"Flyboy Action Figure Comes With Gasmask" by Jim Munroe

A weird and wonderful first novel comes up with a couple of unlikely superheroes.

Published November 19, 1999 5:00PM (EST)

In 1958, that horror thespian supreme Vincent Price starred in "The Fly," a dark little fable about a scientist who is inadvertently turned into a housefly. Obviously, Jim Munroe saw it on video when he was a kid (or caught the crummy 1986 remake with Jeff Goldblum) and it changed his life; this 26-year-old Canadian's first novel tackles a similar subject. Munroe's man-fly, Ryan, is no mad scientist, however. Instead he's a virginal 22-year-old Toronto university student who can turn into a fly at will -- not a giant insect like Kafka's Gregor Samsa, just a tiny, anatomically correct bug.

Cassandra, a waitress Ryan has a crush on, one-ups him twice over. Not only does she have a young daughter fathered by an extraterrestrial, she also has the power to make objects disappear. What can this loony pair do but put on costumes and become superheroes? (Ryan dons a gas mask to duplicate the snout of a fly.) First, however, Cassandra must take care of Ryan's virginity problem. The lucky fellow incorporates his fly nature into the foreplay.

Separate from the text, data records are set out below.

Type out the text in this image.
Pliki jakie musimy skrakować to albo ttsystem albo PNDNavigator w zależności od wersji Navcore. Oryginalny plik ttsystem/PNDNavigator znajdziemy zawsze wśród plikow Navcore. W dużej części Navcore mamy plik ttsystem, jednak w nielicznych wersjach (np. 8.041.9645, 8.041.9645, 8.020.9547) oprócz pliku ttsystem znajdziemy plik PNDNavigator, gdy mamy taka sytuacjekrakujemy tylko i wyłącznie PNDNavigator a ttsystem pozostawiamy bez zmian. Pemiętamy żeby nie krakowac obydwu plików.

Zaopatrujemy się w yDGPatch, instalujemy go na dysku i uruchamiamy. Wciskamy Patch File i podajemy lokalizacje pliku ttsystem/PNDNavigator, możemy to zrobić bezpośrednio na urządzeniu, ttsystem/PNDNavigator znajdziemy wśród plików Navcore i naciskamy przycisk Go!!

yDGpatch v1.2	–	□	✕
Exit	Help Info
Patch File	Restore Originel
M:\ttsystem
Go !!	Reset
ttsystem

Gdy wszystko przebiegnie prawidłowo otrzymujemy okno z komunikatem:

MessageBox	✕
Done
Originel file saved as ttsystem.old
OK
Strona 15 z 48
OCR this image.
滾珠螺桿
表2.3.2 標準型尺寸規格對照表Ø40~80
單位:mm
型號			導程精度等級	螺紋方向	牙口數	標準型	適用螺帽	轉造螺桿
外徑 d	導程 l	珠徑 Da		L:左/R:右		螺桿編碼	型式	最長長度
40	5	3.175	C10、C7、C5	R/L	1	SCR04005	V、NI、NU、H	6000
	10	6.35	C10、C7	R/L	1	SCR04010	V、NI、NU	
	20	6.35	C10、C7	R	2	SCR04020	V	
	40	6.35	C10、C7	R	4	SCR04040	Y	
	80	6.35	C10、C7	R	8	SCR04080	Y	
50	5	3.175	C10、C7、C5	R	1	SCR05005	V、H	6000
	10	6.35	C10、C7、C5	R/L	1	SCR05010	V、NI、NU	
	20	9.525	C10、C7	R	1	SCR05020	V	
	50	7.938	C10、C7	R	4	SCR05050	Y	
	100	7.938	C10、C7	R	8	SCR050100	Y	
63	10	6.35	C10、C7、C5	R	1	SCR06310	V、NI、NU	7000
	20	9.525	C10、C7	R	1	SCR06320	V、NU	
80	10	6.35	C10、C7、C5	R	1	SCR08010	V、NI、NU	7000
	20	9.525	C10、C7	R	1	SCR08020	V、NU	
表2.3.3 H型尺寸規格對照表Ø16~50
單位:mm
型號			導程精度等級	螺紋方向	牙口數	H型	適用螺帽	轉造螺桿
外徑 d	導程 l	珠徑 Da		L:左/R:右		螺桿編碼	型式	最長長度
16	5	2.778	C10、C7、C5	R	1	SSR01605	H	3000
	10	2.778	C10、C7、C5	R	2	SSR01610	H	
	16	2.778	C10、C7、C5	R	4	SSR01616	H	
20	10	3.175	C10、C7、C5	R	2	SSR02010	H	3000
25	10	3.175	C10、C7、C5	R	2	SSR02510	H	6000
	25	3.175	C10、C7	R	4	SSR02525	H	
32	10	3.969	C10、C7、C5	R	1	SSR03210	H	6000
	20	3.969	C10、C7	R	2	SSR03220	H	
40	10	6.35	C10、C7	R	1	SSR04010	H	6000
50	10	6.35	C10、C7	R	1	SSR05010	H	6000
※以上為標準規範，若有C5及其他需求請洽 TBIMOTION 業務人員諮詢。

This obviously isn't Tolstoy territory. But "Flyboy Action Figure Comes With Gasmask" is much less cartoony than it sounds. Munroe treats Ryan's and Cassandra's powers as examples of the miraculous forces lurking beneath the skin of the world. And he juxtaposes every crazy event with something mundane. As Cassandra and Ryan share a pizza, she tells him what it's like screwing an alien: "So the first thing I remember thinking was what a darling little skinhead boy. The purple light let me know that something weird was happening, but it was kind of soothing." Munroe gives as much weight to the pizza (she wolfs it, he ignores it) as he does to the tale of alien intercourse, and in the end Ryan is not so much amazed by Cassandra's story as jealous that she had an orgasm with the E.T.

Munroe's prose shines brightest when Ryan is buzzing around:

The tremendous speed at which the fly moves makes [landing] more challenging than it sounds -- the surface of my desk approaches far too fast for comfort ... when I do [finally] hit the ground, my hair-thin legs absorb the shock like springs. The mass of the fly makes the shock almost nothing, anyway. It kinda feels like jumping on a trampoline.

He doesn't swat the flyboy stuff to death, though. After all, just about the only things that flies really do is walk upside down on ceilings and nibble poop; Munroe resists the temptation to depict, William Burroughs-style, Ryan engaging in flydom's grosser activities.

The writer that he actually most resembles is Richard Brautigan, that wonderful hippie (really a latent beat) who authored such arch works of fantasy-Americana as "The Abortion: An Historical Romance 1966," a love story set in a San Francisco library where patrons deposit the books they've written. Munroe's story begins with similar whimsy: Ryan and Cassandra decide to fight evil by defacing cigarette billboards and supporting feminist "Take Back the Night" protests. A sadder subplot has Ryan's mother dying of cancer -- which may lead a reader to ask, "Why doesn't Cassandra make the woman's tumor just disappear?" Apparently, both superheroes are too innocent to play God.

But then, near the end of the book, Munroe's story makes an unexpected swerve into darker drama. A minor character turns out to be more creepy than anyone Stephen King ever dreamed up, and you realize that until this moment, Ryan and Cassandra have had no firsthand experience of true evil. Cassandra responds appropriately by making the villain (of course) disappear. But evil proves too much for Ryan, and he breaks down, journeying deeper still into the insect world; there he discovers true innocence.

Jim Munroe is one swell novelist. His first novel is worthy of ... buzz.


By David Bowman

David Bowman is the author of the novel "Bunny Modern" and the nonfiction book "This Must Be the Place: The Adventures of the Talking Heads in the 20th Century."